K.H. Ahmad Dahlan juga bergabung dengan
organisasi Jam’iyatul Khair, Budi Utomo, anggota teras Sarekat Islam. hingga
akhirnya di Yogyakarta pada tanggal 18 November 1912 lahirlah Muhammadiyah
sebagai gerakan umat Islam. dan sejak awal K.H. Ahmad Dahlan menetapkan bahwa
Muhammadiyah bukan organisasi politik tetapi bersifat social dan bergerak di
bidang pendidikan. Gagasan pendirian Muhammadiyah oleh K.H. Ahmad Dahlan ini juga mendapatkan resistensi, baik dari
keluarga maupun dari masyarakat sekitarnya. Berbagai fitnahan, tuduhan dan
hasutan datang bertubi-tubi kepadanya. Ia dituduh hendak mendirikan agama baru
yang menyalahi agama Islam. Ada yang menuduhnya kiai palsu, karena sudah
meniru-niru bangsa Belanda yang Kristen dan macam-macam tuduhan lain. Bahkan
ada pula orang yang hendak membunuhnya. Namun rintangan-rintangan tersebut
dihadapinya dengan sabar. Keteguhan hatinya untuk melanjutkan cita-cita dan
perjuangan pembaharuan Islam di tanah air bisa mengatasi semua rintangan
tersebut. Namun, pada saat Muhammadiyah teratur dan kuat, K.H. Ahmad Dahlan
berpulang ke rahmatullah pada tanggal 23 Februari 1923 dalam usia 55 tahun.
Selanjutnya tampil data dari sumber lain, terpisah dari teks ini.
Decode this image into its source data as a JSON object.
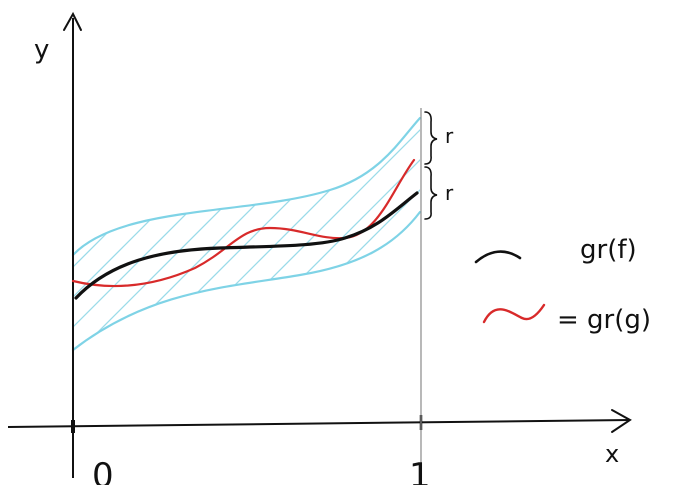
{
  "axes": {
    "x_label": "x",
    "y_label": "y",
    "x_start_tick": "0",
    "x_end_tick": "1"
  },
  "band": {
    "upper_brace_label": "r",
    "lower_brace_label": "r"
  },
  "legend": {
    "f_label": "gr(f)",
    "g_label": "= gr(g)"
  },
  "colors": {
    "f_curve": "#111111",
    "g_curve": "#d82a2a",
    "band": "#7fd3e6",
    "hatch": "#9adbe9",
    "axes": "#111111",
    "guide": "#8a8a8a"
  }
}
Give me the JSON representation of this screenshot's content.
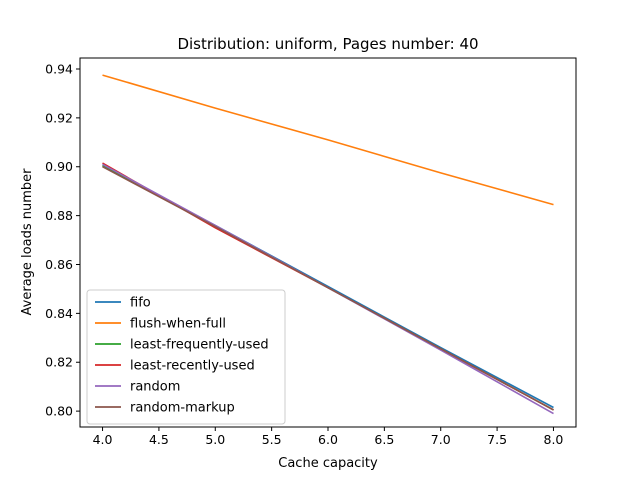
{
  "chart_data": {
    "type": "line",
    "title": "Distribution: uniform, Pages number: 40",
    "xlabel": "Cache capacity",
    "ylabel": "Average loads number",
    "xlim": [
      3.8,
      8.2
    ],
    "ylim": [
      0.7935,
      0.9445
    ],
    "xticks": [
      "4.0",
      "4.5",
      "5.0",
      "5.5",
      "6.0",
      "6.5",
      "7.0",
      "7.5",
      "8.0"
    ],
    "yticks": [
      "0.80",
      "0.82",
      "0.84",
      "0.86",
      "0.88",
      "0.90",
      "0.92",
      "0.94"
    ],
    "legend_position": "lower-left",
    "grid": false,
    "series": [
      {
        "name": "fifo",
        "color": "#1f77b4",
        "x": [
          4,
          5,
          6,
          7,
          8
        ],
        "y": [
          0.9005,
          0.876,
          0.851,
          0.826,
          0.8015
        ]
      },
      {
        "name": "flush-when-full",
        "color": "#ff7f0e",
        "x": [
          4,
          5,
          6,
          7,
          8
        ],
        "y": [
          0.9375,
          0.924,
          0.911,
          0.8975,
          0.8845
        ]
      },
      {
        "name": "least-frequently-used",
        "color": "#2ca02c",
        "x": [
          4,
          5,
          6,
          7,
          8
        ],
        "y": [
          0.9005,
          0.8755,
          0.8505,
          0.8255,
          0.8005
        ]
      },
      {
        "name": "least-recently-used",
        "color": "#d62728",
        "x": [
          4,
          5,
          6,
          7,
          8
        ],
        "y": [
          0.9015,
          0.875,
          0.8505,
          0.8255,
          0.8005
        ]
      },
      {
        "name": "random",
        "color": "#9467bd",
        "x": [
          4,
          5,
          6,
          7,
          8
        ],
        "y": [
          0.901,
          0.876,
          0.8505,
          0.825,
          0.799
        ]
      },
      {
        "name": "random-markup",
        "color": "#8c564b",
        "x": [
          4,
          5,
          6,
          7,
          8
        ],
        "y": [
          0.9,
          0.8755,
          0.8505,
          0.8255,
          0.8005
        ]
      }
    ]
  }
}
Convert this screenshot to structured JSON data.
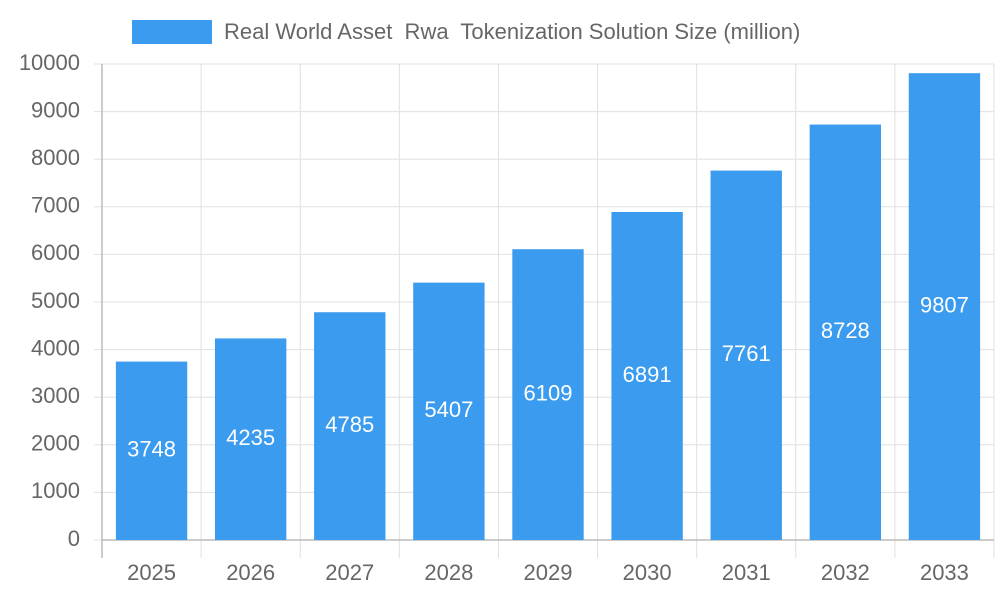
{
  "chart_data": {
    "type": "bar",
    "series": [
      {
        "name": "Real World Asset  Rwa  Tokenization Solution Size (million)",
        "color": "#3a9bef",
        "values": [
          3748,
          4235,
          4785,
          5407,
          6109,
          6891,
          7761,
          8728,
          9807
        ]
      }
    ],
    "categories": [
      "2025",
      "2026",
      "2027",
      "2028",
      "2029",
      "2030",
      "2031",
      "2032",
      "2033"
    ],
    "ylim": [
      0,
      10000
    ],
    "yticks": [
      0,
      1000,
      2000,
      3000,
      4000,
      5000,
      6000,
      7000,
      8000,
      9000,
      10000
    ],
    "grid": true,
    "legend": "top"
  }
}
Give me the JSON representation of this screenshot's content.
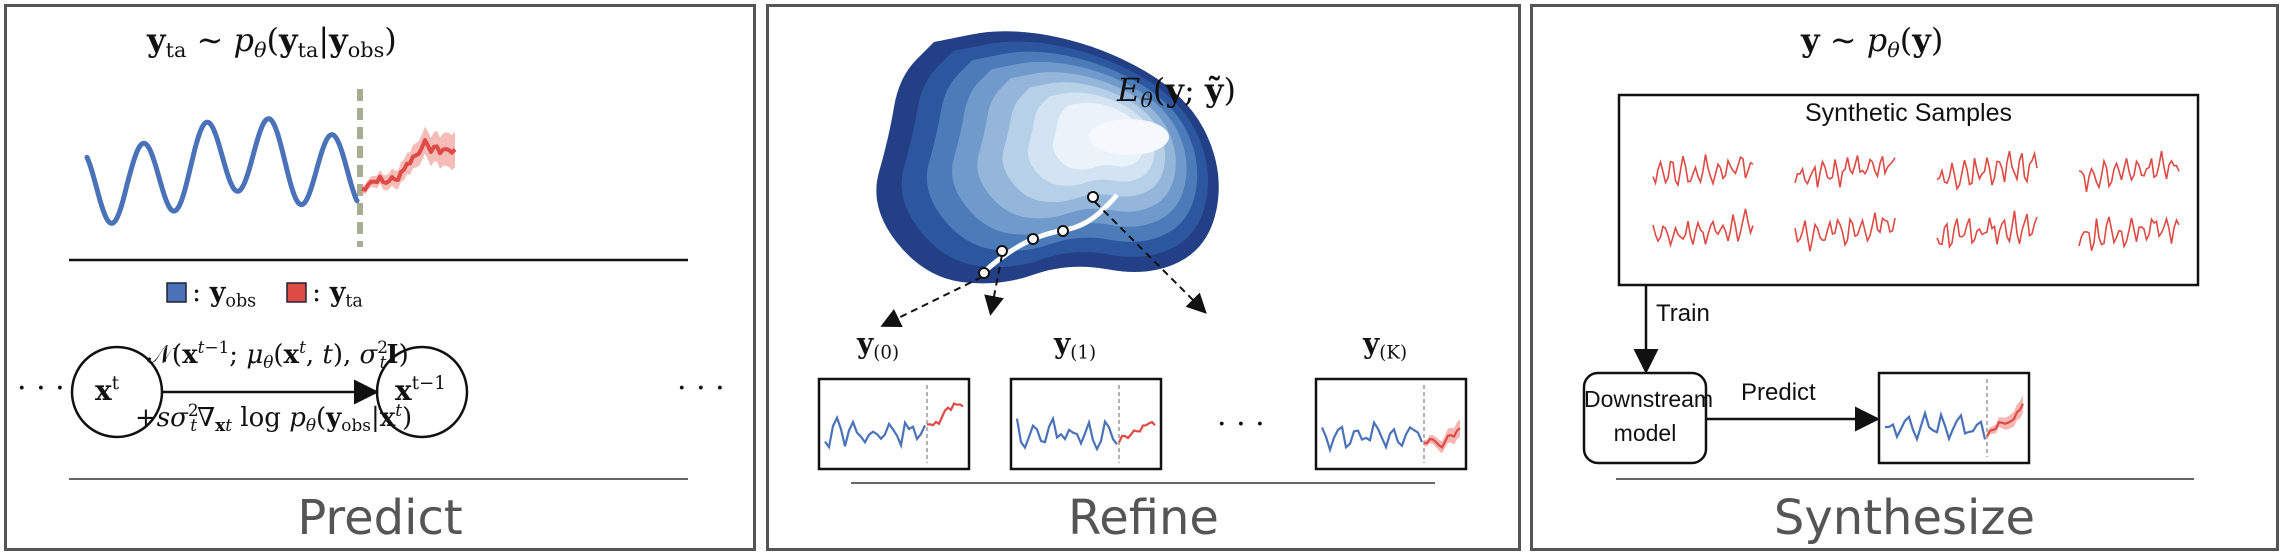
{
  "predict": {
    "title": "Predict",
    "legend_obs": "y",
    "legend_obs_sub": "obs",
    "legend_ta": "y",
    "legend_ta_sub": "ta",
    "node_left": "x",
    "node_left_sup": "t",
    "node_right": "x",
    "node_right_sup": "t−1",
    "ellipsis_left": "· · ·",
    "ellipsis_right": "· · ·"
  },
  "refine": {
    "title": "Refine",
    "energy_label": "E",
    "label_0": "y",
    "label_0_sub": "(0)",
    "label_1": "y",
    "label_1_sub": "(1)",
    "label_k": "y",
    "label_k_sub": "(K)",
    "ellipsis": "· · ·"
  },
  "synthesize": {
    "title": "Synthesize",
    "samples_title": "Synthetic Samples",
    "train_label": "Train",
    "downstream_line1": "Downstream",
    "downstream_line2": "model",
    "predict_label": "Predict"
  },
  "colors": {
    "obs": "#4a72b8",
    "ta": "#de4a44",
    "ta_band": "#f2a5a0",
    "contour_dark": "#233f86",
    "border": "#555555"
  }
}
Dan
sekarang kita dapat menyaksikan Muhammadiyah menjadi semakin maju dan
berkembang di seluruh nusantara dengan berbagai amal usahanya tidak terlepas
dari usaha beliau yang sangat luar biasa.
B. PEMIKIRAN
PENDIDIKAN K.H AHMAD DAHLAN
Buya
merasa tidak puas dengan system dan praktik pendidikan saat itu, dibuktikan
dengan pandangannya mengenai tujuan pendidikan adalah untuk menciptakan manusia
yang baik budi, luas pandangan, dan bersedia berjuang untuk kemajuan
masyarakat. Karena itu buya merentaskan beberapa pandangannya mengenai
pendidikan dalam bentuk pendidikan model Muhammadiyah khususnya, antara lain:
1.
Pendidikan
Integralistik
K.H
Ahmad Dahlan (1868-1923) adalah tipe man of action sehingga sudah pada
tempatnya apabila mewariskan cukup banyak amal usaha bukan tulisan. Oleh sebab
itu untuk menelusuri bagaimana orientasi filosofis pendidikan Beliau musti
lebih banyak merujuk pada bagaimana beliau membangun sistem pendidikan. Namun
naskah pidato terakhir beliau yang berjudul Tali Pengikat Hidup menarik untuk
dicermati karena menunjukkan secara eksplisit konsen Beliau terhadap pencerahan
akal suci melalui filsafat dan logika. Sedikitnya ada tiga kalimat kunci yang menggambarkan
tingginya minat Beliau dalam pencerahan akal, yaitu: (1) pengetahuan tertinggi
adalah pengetahuan tentang kesatuan hidup yang dapat dicapai dengan sikap
kritis dan terbuka dengan mempergunakan akal sehat dan istiqomah terhadap
kebenaran akali dengan di dasari hati yang suci; (2) akal adalah kebutuhan
dasar hidup manusia; (3) ilmu mantiq atau logika adalah pendidikan tertinggi
bagi akal manusia yang hanya akan dicapai hanya jika manusia menyerah kepada
petunjuk Allah sAw.
Berbeda
dengan tokoh-tokoh nasional pada zamannya yang lebih menaruh perhatian pada
persoalan politik dan ekonomi, K.H. Ahmad Dahlan mengabdikan diri sepenuhnya
dalam bidang pendidikan. Titik bidik pada dunia pendidikan pada gilirannya
mengantarkannya memasuki jantung persoalan umat yang sebenarnya. Seiring dengan
bergulirnya politik etis atau politik asosiasi (sejak tahun 1901), ekspansi
sekolah Belanda diproyeksikan sebagai pola baru penjajahan yang dalam jangka
panjang diharapkan dapat menggeser lembaga pendidikan Islam semacam pondok
pesantren. Pendidikan di Indonesia pada saat itu terpecah menjadi dua:
pendidikan sekolah-sekolah Belanda yang sekuler, yang tak mengenal
ajaran-ajaran yang berhubungan dengan agama; dan pendidikan di pesantren yang
hanya mengajar ajaran-ajaran yang berhubungan dengan agama saja. Dihadapkan
pada dualisme sistem (filsafat) pendidikan ini K.H. Ahmad Dahlan “gelisah”, bekerja keras sekuat tenaga untuk
mengintegrasikan, atau paling tidak mendekatkan kedua sistem pendidikan itu.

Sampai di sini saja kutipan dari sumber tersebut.